The effect of prior deformation on stress corrosion cracking growth rates of Alloy 600 materials in a simulated pressurized water reactor primary water

Abstract

The effect of prior deformation on stress corrosion cracking (SCC) growth rates of Alloy 600 materials in a simulated pressurized water reactor primary water environment is studied. The prior deformation was introduced by welding procedure or by cold working. Values of Vickers hardness in the Alloy 600 weld heat-affected zone (HAZ) and in the cold worked (CW) Alloy 600 materials are higher than that in the base metal. The significantly hardened area in the HAZ is within a distance of about 2–3 mm away from the fusion line. Electron backscatter diffraction (EPSD) results show significant amounts of plastic strain in the Alloy 600 HAZ and in the cold worked Alloy 600 materials.
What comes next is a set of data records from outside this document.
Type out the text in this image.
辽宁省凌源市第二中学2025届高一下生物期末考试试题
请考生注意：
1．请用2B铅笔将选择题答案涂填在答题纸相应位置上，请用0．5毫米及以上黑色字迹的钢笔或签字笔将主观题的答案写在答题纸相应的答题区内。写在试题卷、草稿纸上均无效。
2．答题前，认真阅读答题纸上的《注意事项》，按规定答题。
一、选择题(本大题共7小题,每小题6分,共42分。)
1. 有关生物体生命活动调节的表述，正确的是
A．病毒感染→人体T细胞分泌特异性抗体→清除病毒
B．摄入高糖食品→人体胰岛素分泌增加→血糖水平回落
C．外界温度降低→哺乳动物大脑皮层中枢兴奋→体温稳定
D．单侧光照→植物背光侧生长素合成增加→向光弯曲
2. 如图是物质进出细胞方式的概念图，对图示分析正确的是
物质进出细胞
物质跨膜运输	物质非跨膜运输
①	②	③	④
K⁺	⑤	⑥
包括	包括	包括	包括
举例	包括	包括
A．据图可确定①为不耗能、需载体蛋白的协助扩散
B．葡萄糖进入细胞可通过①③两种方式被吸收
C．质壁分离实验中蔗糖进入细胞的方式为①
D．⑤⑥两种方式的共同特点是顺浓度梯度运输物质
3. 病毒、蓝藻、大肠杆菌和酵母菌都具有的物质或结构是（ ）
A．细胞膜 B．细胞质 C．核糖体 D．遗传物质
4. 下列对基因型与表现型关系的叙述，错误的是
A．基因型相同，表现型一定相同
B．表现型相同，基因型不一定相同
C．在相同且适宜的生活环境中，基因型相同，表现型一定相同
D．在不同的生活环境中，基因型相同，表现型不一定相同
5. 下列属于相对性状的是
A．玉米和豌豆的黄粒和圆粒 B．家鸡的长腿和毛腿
Stress corrosion cracking growth rate tests were performed in a simulated pressurized water reactor primary water environment. Extensive intergranular stress corrosion cracking (IGSCC) was found in the Alloy 600 HAZ, 8% and 20% CW Alloy 600 specimens. The crack growth rate in the Alloy 600 HAZ is close to that in the 8% CW base metal, which is significantly lower than that in the 20% CW base metal, but much higher than that in the as-received base metal. Mixed intergranular and transgranular SCC was found in the 40% CW Alloy 600 specimen. The crack growth rate in the 40% CW Alloy 600 was lower than that in the 20% CW Alloy 600. The effect of hardening on crack growth rate can be related to the crack tip mechanics, the sub-microstructure (or subdivision of grain) after cross-rolling, and their interactions with the oxidation kinetics.